One time, she said, she brought her water bottle with the sticker on to an event, where she began talking about #UNLITTER.

Someone, she said, saw her passion about the movement, and it sparked his interest.

“He said ‘Your eyes light up when you talk about this,’” she recalled. “‘Tell me more.’”

Six years later, the movement has reached international levels according to Osman. She said the movement along with its members continues to promote respect for oneself and the environment through events, projects, education and community awareness as a registered nonprofit organization.

“There are so many facets of it that it gives different types of people the opportunity to represent the movement in their own way,” she said.

In the past, these opportunities included beach cleanups, thrifting events in collaboration with other on-campus organizations or partnerships with other like-minded organizations.

Unique opportunities also included the trip to Costa Rica guided by members and the mural of collected bottle caps by the UF chapter, which was recognized by the city of Gainesville.
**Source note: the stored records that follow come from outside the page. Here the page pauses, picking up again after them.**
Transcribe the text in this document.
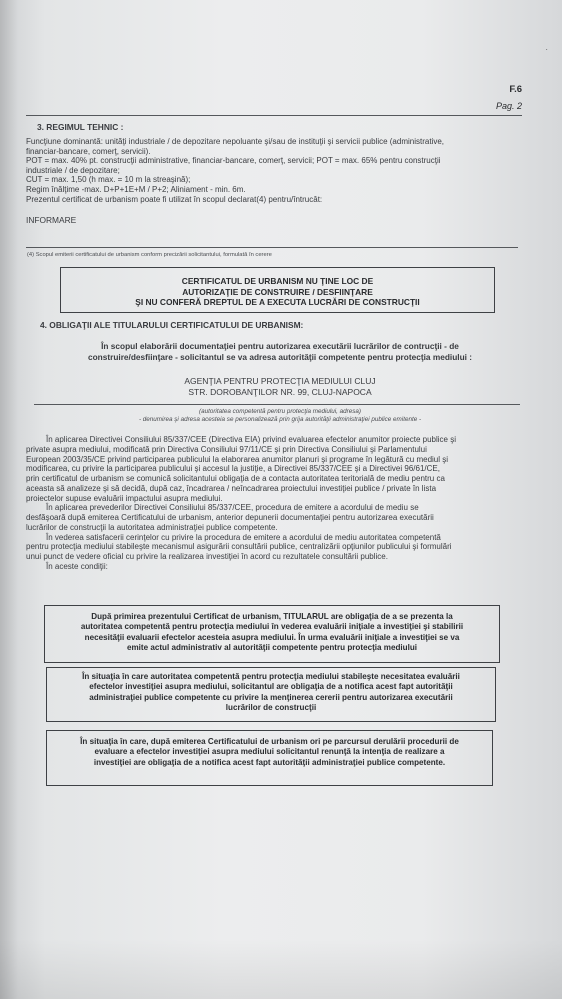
·
F.6
Pag. 2
3. REGIMUL TEHNIC :
Funcţiune dominantă: unităţi industriale / de depozitare nepoluante şi/sau de instituţii şi servicii publice (administrative,
financiar-bancare, comerţ, servicii).
POT = max. 40% pt. construcţii administrative, financiar-bancare, comerţ, servicii; POT = max. 65% pentru construcţii
industriale / de depozitare;
CUT = max. 1,50 (h max. = 10 m la streaşină);
Regim înălţime -max. D+P+1E+M / P+2; Aliniament - min. 6m.
Prezentul certificat de urbanism poate fi utilizat în scopul declarat(4) pentru/întrucât:
INFORMARE
(4) Scopul emiterii certificatului de urbanism conform precizării solicitantului, formulată în cerere
CERTIFICATUL DE URBANISM NU ŢINE LOC DE
AUTORIZAŢIE DE CONSTRUIRE / DESFIINŢARE
ŞI NU CONFERĂ DREPTUL DE A EXECUTA LUCRĂRI DE CONSTRUCŢII
4. OBLIGAŢII ALE TITULARULUI CERTIFICATULUI DE URBANISM:
În scopul elaborării documentaţiei pentru autorizarea executării lucrărilor de contrucţii - de
construire/desfiinţare - solicitantul se va adresa autorităţii competente pentru protecţia mediului :
AGENŢIA PENTRU PROTECŢIA MEDIULUI CLUJ
STR. DOROBANŢILOR NR. 99, CLUJ-NAPOCA
(autoritatea competentă pentru protecţia mediului, adresa)
- denumirea şi adresa acesteia se personalizează prin grija autorităţii administraţiei publice emitente -
În aplicarea Directivei Consiliului 85/337/CEE (Directiva EIA) privind evaluarea efectelor anumitor proiecte publice şi
private asupra mediului, modificată prin Directiva Consiliului 97/11/CE şi prin Directiva Consiliului şi Parlamentului
European 2003/35/CE privind participarea publicului la elaborarea anumitor planuri şi programe în legătură cu mediul şi
modificarea, cu privire la participarea publicului şi accesul la justiţie, a Directivei 85/337/CEE şi a Directivei 96/61/CE,
prin certificatul de urbanism se comunică solicitantului obligaţia de a contacta autoritatea teritorială de mediu pentru ca
aceasta să analizeze şi să decidă, după caz, încadrarea / neîncadrarea proiectului investiţiei publice / private în lista
proiectelor supuse evaluării impactului asupra mediului.
În aplicarea prevederilor Directivei Consiliului 85/337/CEE, procedura de emitere a acordului de mediu se
desfăşoară după emiterea Certificatului de urbanism, anterior depunerii documentaţiei pentru autorizarea executării
lucrărilor de construcţii la autoritatea administraţiei publice competente.
În vederea satisfacerii cerinţelor cu privire la procedura de emitere a acordului de mediu autoritatea competentă
pentru protecţia mediului stabileşte mecanismul asigurării consultării publice, centralizării opţiunilor publicului şi formulări
unui punct de vedere oficial cu privire la realizarea investiţiei în acord cu rezultatele consultării publice.
În aceste condiţii:
După primirea prezentului Certificat de urbanism, TITULARUL are obligaţia de a se prezenta la
autoritatea competentă pentru protecţia mediului în vederea evaluării iniţiale a investiţiei şi stabilirii
necesităţii evaluarii efectelor acesteia asupra mediului. În urma evaluării iniţiale a investiţiei se va
emite actul administrativ al autorităţii competente pentru protecţia mediului
În situaţia în care autoritatea competentă pentru protecţia mediului stabileşte necesitatea evaluării
efectelor investiţiei asupra mediului, solicitantul are obligaţia de a notifica acest fapt autorităţii
administraţiei publice competente cu privire la menţinerea cererii pentru autorizarea executării
lucrărilor de construcţii
În situaţia în care, după emiterea Certificatului de urbanism ori pe parcursul derulării procedurii de
evaluare a efectelor investiţiei asupra mediului solicitantul renunţă la intenţia de realizare a
investiţiei are obligaţia de a notifica acest fapt autorităţii administraţiei publice competente.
She said the mural is now hanging at city hall.

But even disconnecting from one’s phone, she said, can promote what the movement stands for: a positive world.

“It's crucial that we, that we just, like, reconnect with the peace on earth because having that intention creates a more positive world,” Osman said.  “It allows people to create a more positive future.”

She said “the word unlitter really is to, like, reverse the negativity” in your unique way.

And she said the movement can change your perception about concepts hard to grasp like climate change.

“A lot of sustainability nowadays is focused on this huge global thing that seems so hard to grasp,” Osman said. “But it really is like, very personal, like every single human being has such a strong impact on the environment around them.”

“It changes from being this thing that’s just so hard to conceptualize into something that you feel when you use less stuff,” she said. “You feel better.”

For Powell, the organization has awakened her hope for the future.

“Climate issues seem very negative,” she said. “Now, we’re making a difference daily.”